Hoje a lição é sobre como uma coisa leva à outra. Recentemente, colaborei com a revista Roadie Crew (#254, Nightwish na capa) escrevendo um Roadie Collection do Y&T, uma das minhas bandas favoritas e, na minha opinião, uma das mais injustiçadas da história do rock. Essa matéria pavimentou o caminho até a entrevista que você está prestes a ler. Na ativa desde 1974, quando inspirado pelo raro LP dos Beatles surgiu sob a alcunha de Yesterday and Today, o grupo, posteriormente renomeado Y&T e sempre liderado pelo guitarrista e vocalista Dave Meniketti, lançou quase trinta discos entre trabalhos de estúdio, ao vivos e coletâneas; fez parte do elenco de importantes gravadoras – A&M, Geffen, Frontiers – e marcou presença no Hear ‘n Aid, o USA for Africa do metal capitaneado pelo imortal Ronnie James Dio. Embora nunca tenha vindo ao Brasil – de fato, apenas dois álbuns da banda tiveram edição nacional, e isso lá nos anos 80 –, o Y&T conta, sim, com fãs por aqui, que reconhecem a qualidade da obra e veem Meniketti e sua inseparável Les Paul com admiração e respeito. De sua casa, seguindo todas as recomendações de distanciamento social – em oposição a muitos de seus contemporâneos que simplesmente ligaram o f*da-se para o que diz a Organização Mundial da Saúde –, Dave conversou comigo sobre sua trajetória.

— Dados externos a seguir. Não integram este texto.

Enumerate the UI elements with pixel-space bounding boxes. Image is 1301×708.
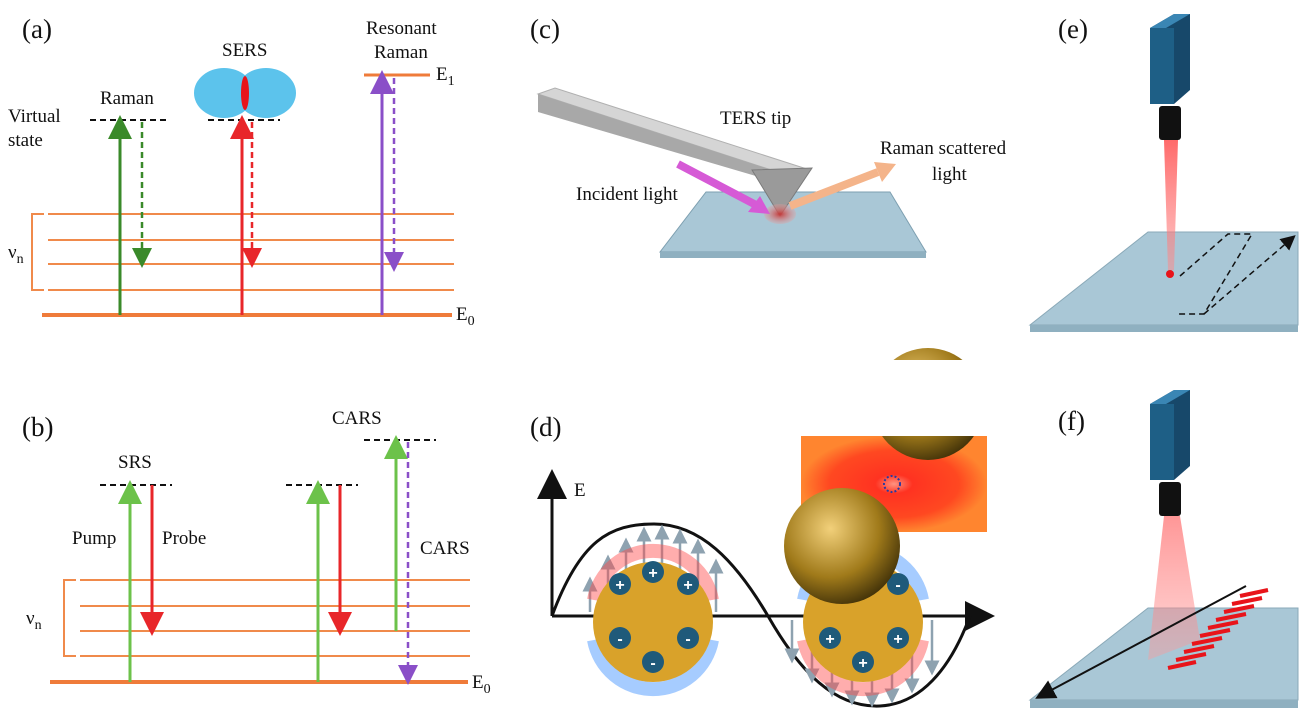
charge-negative: - [609,627,631,649]
svg-text:-: - [650,655,655,672]
panel-c-label: (c) [530,14,560,44]
probe-label: Probe [162,528,206,549]
vibrational-levels-b [80,579,470,657]
svg-text:+: + [615,577,624,594]
line-scan-array [1167,588,1269,670]
panel-a: (a) Virtual state [8,14,475,329]
svg-text:-: - [617,631,622,648]
laser-beam-e [1164,140,1178,270]
scan-substrate-edge-f [1030,700,1298,708]
camera-e [1150,14,1190,140]
svg-text:-: - [895,577,900,594]
virtual-state-label-2: state [8,130,43,151]
ters-tip [751,167,813,217]
e-axis-label: E [574,480,586,501]
raman-scattered-label-1: Raman scattered [880,138,1007,159]
srs-label: SRS [118,452,152,473]
panel-d: (d) E [530,348,1010,708]
raman-scattered-label-2: light [932,164,968,185]
svg-text:+: + [858,655,867,672]
panel-a-label: (a) [22,14,52,44]
resonant-label-1: Resonant [366,18,437,39]
panel-b-label: (b) [22,412,53,442]
svg-text:-: - [685,631,690,648]
scan-substrate-edge-e [1030,325,1298,332]
electric-field-wave [550,522,972,708]
panel-b: (b) SRS Pump Probe CARS CARS E0 νn [22,408,491,697]
nu-label-b: νn [26,608,42,633]
gold-sphere-bottom [784,488,900,604]
cars-top-label: CARS [332,408,382,429]
charge-negative: - [677,627,699,649]
inset-mask-bottom [780,532,810,582]
incident-light-label: Incident light [576,184,679,205]
scan-path-return [1178,233,1254,315]
tip-hotspot [764,204,796,224]
panel-f: (f) [1028,390,1299,708]
e1-label: E1 [436,64,455,89]
panel-e-label: (e) [1058,14,1088,44]
charge-negative: - [642,651,664,673]
svg-text:+: + [683,577,692,594]
incident-light-beam [676,160,760,210]
e0-label-a: E0 [456,304,475,329]
nu-bracket-a [31,213,44,291]
scattered-light-arrowhead [874,162,896,182]
svg-text:+: + [825,631,834,648]
charge-positive: + [642,561,664,583]
nu-bracket-b [63,579,76,657]
panel-c: (c) TERS tip Incident light Raman scatte… [530,14,1007,258]
sers-label: SERS [222,40,267,61]
resonant-label-2: Raman [374,42,428,63]
raman-label: Raman [100,88,154,109]
charge-positive: + [887,627,909,649]
laser-spot-e [1166,270,1174,278]
ters-substrate-edge [660,252,926,258]
sers-nanoparticle-dimer [194,68,296,118]
nanoparticle-left: + + + - - - [587,543,719,697]
charge-positive: + [819,627,841,649]
charge-positive: + [852,651,874,673]
molecule-marker [883,475,901,493]
charge-negative: - [887,573,909,595]
panel-f-label: (f) [1058,406,1085,436]
panel-e: (e) [1028,14,1299,332]
inset-mask-top [780,360,1010,436]
incident-light-arrowhead [748,196,770,214]
charge-positive: + [677,573,699,595]
cantilever-side [538,94,790,186]
laser-sheet-f [1148,516,1200,660]
charge-positive: + [609,573,631,595]
cantilever-top [536,87,812,177]
scan-substrate-e [1028,231,1299,326]
scan-direction-arrow-e [1203,235,1296,315]
e0-label-b: E0 [472,672,491,697]
scan-direction-arrow-f [1035,585,1247,699]
ters-tip-label: TERS tip [720,108,791,129]
panel-d-label: (d) [530,412,561,442]
nu-label-a: νn [8,242,24,267]
svg-text:+: + [893,631,902,648]
virtual-state-label-1: Virtual [8,106,61,127]
camera-f [1150,390,1190,516]
scattered-light-beam [788,168,880,210]
pump-label: Pump [72,528,116,549]
svg-text:+: + [648,565,657,582]
cars-side-label: CARS [420,538,470,559]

Boa leitura!


Marcelo Vieira: O Y&T vem de uma época muito anterior à explosão da cena metal californiana do início dos anos 80. Dá para dizer que em meados dos anos 70 já havia sinais de que algo dessa magnitude estava para acontecer?

Dave Meniketti: Os anos 70 foram ótimos para a música em geral; foram responsáveis pelas bandas que ainda são as mais admiradas por sua originalidade. Cada uma orgulhosamente tinha seu próprio estilo e som.


MV: Como era a cena de Los Angeles nessa época?

DM: Tudo era muito diferente. Era muito mais difícil conseguir um contrato com uma gravadora, já que elas não estavam à procura de bandas. Cada banda tinha seu próprio som e poucas eram as que copiavam as outras. Era como se estivéssemos por conta própria e livres para soar da maneira que quiséssemos, sem a pressão de uma gravadora, a necessidade de videoclipes – eles ainda não eram uma tendência – ou [a existência de estações de] rádio tocando certo estilo de rock que criou muitas bandas iguais nos anos 80.


MV: Numa época em que os guitarristas começaram a adotar as possibilidades das guitarras com pontes flutuantes, você se manteve fiel não apenas à boa e velha Gibson Les Paul, mas também a uma forma de tocar contrária às ‘fritações’ que pareciam ter se tornado a regra do jogo no alvorecer dos anos 80. Você considera isso um diferencial do Y&T em relação às outras bandas?

DM: Sim. Embora tenha havido uma pressão para que eu tentasse um estilo diferente de tocar quando o Van Halen estava começando a ficar em evidência, eu não cedi. Eu queria continuar fazendo as coisas do meu jeito. Mesmo que, no início, eu até tocasse alguns solos mais velozes, me tornei muito mais afeito à melodia, fazendo um cruzamento entre o blues e o metal. Não sei ao certo o quanto meu estilo de tocar guitarra influenciou na maneira como o Y&T era visto pelos fãs, mas certamente no começo da banda, nosso hard rock de caráter melódico e o estilo único de bateria do Leonard [Haze, baterista original do Y&T, morto em 2016] nos diferenciavam.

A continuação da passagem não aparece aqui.